Additionally, recurrences of low-risk BCC treated with topical imiquimod did not appear to be difficult to treat, suggesting that a possible future strategy to deal with the epidemic of BCC might be to treat low-risk BCC in the community using imiquimod and to deal with recurrences surgically.

The few treatment failures with topical imiquimod that did occur, did so in the first year of treatment, a finding that throws light on the possible mechanisms of topical immunotherapy for skin cancer, suggesting that once an immunological response has occurred, such a response is sustained.

Pooled results of two identical multicenter randomized phase III trials proved the efficacy of imiquimod for the treatment of superficial BCC. Treatment with topical imiquimod 5% cream once daily, five times per week for 6 weeks resulted in a histologic clearance rate of 82 percent 12 weeks after treatment.

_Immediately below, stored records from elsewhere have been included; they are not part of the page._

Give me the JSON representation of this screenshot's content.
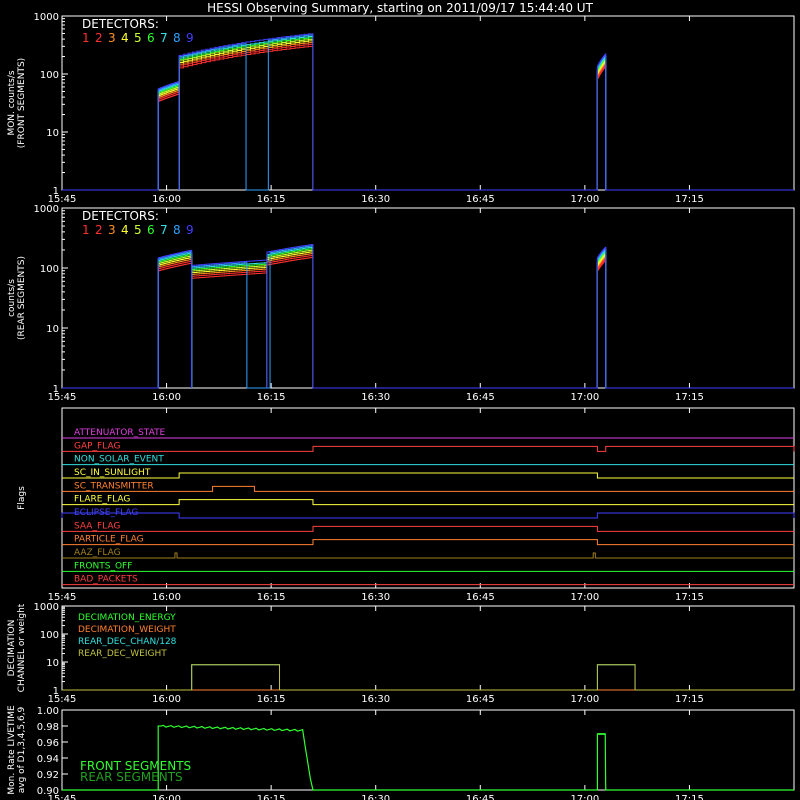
{
  "title": "HESSI Observing Summary, starting on 2011/09/17 15:44:40 UT",
  "detector_colors": [
    "#ff3030",
    "#ff3030",
    "#ff9020",
    "#ffff30",
    "#c8ff30",
    "#30ff30",
    "#30e0e0",
    "#30a0ff",
    "#4040ff"
  ],
  "chart_data": [
    {
      "id": "front",
      "type": "line",
      "ylabel": [
        "MON. counts/s",
        "(FRONT SEGMENTS)"
      ],
      "legend_title": "DETECTORS:",
      "legend_numbers": [
        "1",
        "2",
        "3",
        "4",
        "5",
        "6",
        "7",
        "8",
        "9"
      ],
      "xlim": [
        15.75,
        17.5
      ],
      "x_tick_labels": [
        "15:45",
        "16:00",
        "16:15",
        "16:30",
        "16:45",
        "17:00",
        "17:15"
      ],
      "yscale": "log",
      "ylim": [
        1,
        1000
      ],
      "y_tick_labels": [
        "1",
        "10",
        "100",
        "1000"
      ],
      "series_profile": {
        "segments": [
          {
            "start": 15.98,
            "end": 16.03,
            "values": [
              45,
              60
            ]
          },
          {
            "start": 16.03,
            "end": 16.35,
            "values": [
              170,
              400
            ]
          },
          {
            "start": 17.03,
            "end": 17.05,
            "values": [
              110,
              180
            ]
          }
        ],
        "dropout": {
          "series": 7,
          "start": 16.19,
          "end": 16.25
        }
      }
    },
    {
      "id": "rear",
      "type": "line",
      "ylabel": [
        "counts/s",
        "(REAR SEGMENTS)"
      ],
      "legend_title": "DETECTORS:",
      "legend_numbers": [
        "1",
        "2",
        "3",
        "4",
        "5",
        "6",
        "7",
        "8",
        "9"
      ],
      "xlim": [
        15.75,
        17.5
      ],
      "x_tick_labels": [
        "15:45",
        "16:00",
        "16:15",
        "16:30",
        "16:45",
        "17:00",
        "17:15"
      ],
      "yscale": "log",
      "ylim": [
        1,
        1000
      ],
      "y_tick_labels": [
        "1",
        "10",
        "100",
        "1000"
      ],
      "series_profile": {
        "segments": [
          {
            "start": 15.98,
            "end": 16.06,
            "values": [
              120,
              160
            ]
          },
          {
            "start": 16.06,
            "end": 16.24,
            "values": [
              90,
              110
            ]
          },
          {
            "start": 16.24,
            "end": 16.35,
            "values": [
              150,
              200
            ]
          },
          {
            "start": 17.03,
            "end": 17.05,
            "values": [
              120,
              180
            ]
          }
        ],
        "dropout": {
          "series": 7,
          "start": 16.19,
          "end": 16.25
        }
      }
    },
    {
      "id": "flags",
      "type": "line",
      "ylabel": [
        "Flags"
      ],
      "xlim": [
        15.75,
        17.5
      ],
      "x_tick_labels": [
        "15:45",
        "16:00",
        "16:15",
        "16:30",
        "16:45",
        "17:00",
        "17:15"
      ],
      "series": [
        {
          "name": "ATTENUATOR_STATE",
          "color": "#e040e0",
          "steps": []
        },
        {
          "name": "GAP_FLAG",
          "color": "#ff4040",
          "steps": [
            [
              16.35,
              17.03
            ],
            [
              17.05,
              17.5
            ]
          ]
        },
        {
          "name": "NON_SOLAR_EVENT",
          "color": "#30e0e0",
          "steps": []
        },
        {
          "name": "SC_IN_SUNLIGHT",
          "color": "#ffff40",
          "steps": [
            [
              16.03,
              17.03
            ]
          ]
        },
        {
          "name": "SC_TRANSMITTER",
          "color": "#ff8030",
          "steps": [
            [
              16.11,
              16.21
            ]
          ]
        },
        {
          "name": "FLARE_FLAG",
          "color": "#ffff40",
          "steps": [
            [
              16.03,
              16.35
            ]
          ]
        },
        {
          "name": "ECLIPSE_FLAG",
          "color": "#4040ff",
          "steps": [
            [
              15.75,
              16.03
            ],
            [
              17.03,
              17.5
            ]
          ]
        },
        {
          "name": "SAA_FLAG",
          "color": "#ff4040",
          "steps": [
            [
              16.35,
              17.03
            ]
          ]
        },
        {
          "name": "PARTICLE_FLAG",
          "color": "#ff8030",
          "steps": [
            [
              16.35,
              17.03
            ]
          ]
        },
        {
          "name": "AAZ_FLAG",
          "color": "#a08020",
          "steps": [
            [
              16.02,
              16.025
            ],
            [
              17.02,
              17.025
            ]
          ]
        },
        {
          "name": "FRONTS_OFF",
          "color": "#30ff30",
          "steps": []
        },
        {
          "name": "BAD_PACKETS",
          "color": "#ff4040",
          "steps": []
        }
      ]
    },
    {
      "id": "decimation",
      "type": "line",
      "ylabel": [
        "DECIMATION",
        "CHANNEL or weight"
      ],
      "xlim": [
        15.75,
        17.5
      ],
      "x_tick_labels": [
        "15:45",
        "16:00",
        "16:15",
        "16:30",
        "16:45",
        "17:00",
        "17:15"
      ],
      "yscale": "log",
      "ylim": [
        1,
        1000
      ],
      "y_tick_labels": [
        "1",
        "10",
        "100",
        "1000"
      ],
      "series": [
        {
          "name": "DECIMATION_ENERGY",
          "color": "#30ff30"
        },
        {
          "name": "DECIMATION_WEIGHT",
          "color": "#ff8030"
        },
        {
          "name": "REAR_DEC_CHAN/128",
          "color": "#30e0e0"
        },
        {
          "name": "REAR_DEC_WEIGHT",
          "color": "#c0c040"
        }
      ],
      "steps": [
        [
          16.06,
          16.27,
          8
        ],
        [
          17.03,
          17.12,
          8
        ]
      ]
    },
    {
      "id": "livetime",
      "type": "line",
      "ylabel": [
        "Mon. Rate LIVETIME",
        "avg of D1,3,4,5,6,9"
      ],
      "xlim": [
        15.75,
        17.5
      ],
      "x_tick_labels": [
        "15:45",
        "16:00",
        "16:15",
        "16:30",
        "16:45",
        "17:00",
        "17:15"
      ],
      "ylim": [
        0.9,
        1.0
      ],
      "y_tick_labels": [
        "0.90",
        "0.92",
        "0.94",
        "0.96",
        "0.98",
        "1.00"
      ],
      "legend": [
        "FRONT SEGMENTS",
        "REAR SEGMENTS"
      ],
      "legend_colors": [
        "#30ff30",
        "#20a020"
      ],
      "segments": [
        [
          15.98,
          16.35,
          0.98,
          0.974
        ],
        [
          17.03,
          17.05,
          0.97,
          0.97
        ]
      ]
    }
  ]
}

Topical imiquimod appears to be less effective for the treatment of nodular BCCs. A randomized phase III trial showed that thrice-weekly topical imiquimod for either 8 or 12 weeks for the treatment of low-risk nodular BCC resulted in complete histopathological clearance upon subsequent surgical excision of the lesion and margin evaluation in only 64 percent of tumours. This rate of efficacy demonstrates why imiquimod has replaced 5-FU as the first line therapy for the treatment of sBCCs.

Conclusion

While there are many possible treatments for the occurrence of BCCs, and sBCCs in particular, surgery and imiquimod 5% appear to be the most effective modes of therapy. An optimum approach to the treatment of sBCCs is to take the patient’s wishes regarding cosmetic outcomes into account and either proceed with imiquimod therapy or use surgery to supplement imiquimod 5% therapy in the event of recurrence.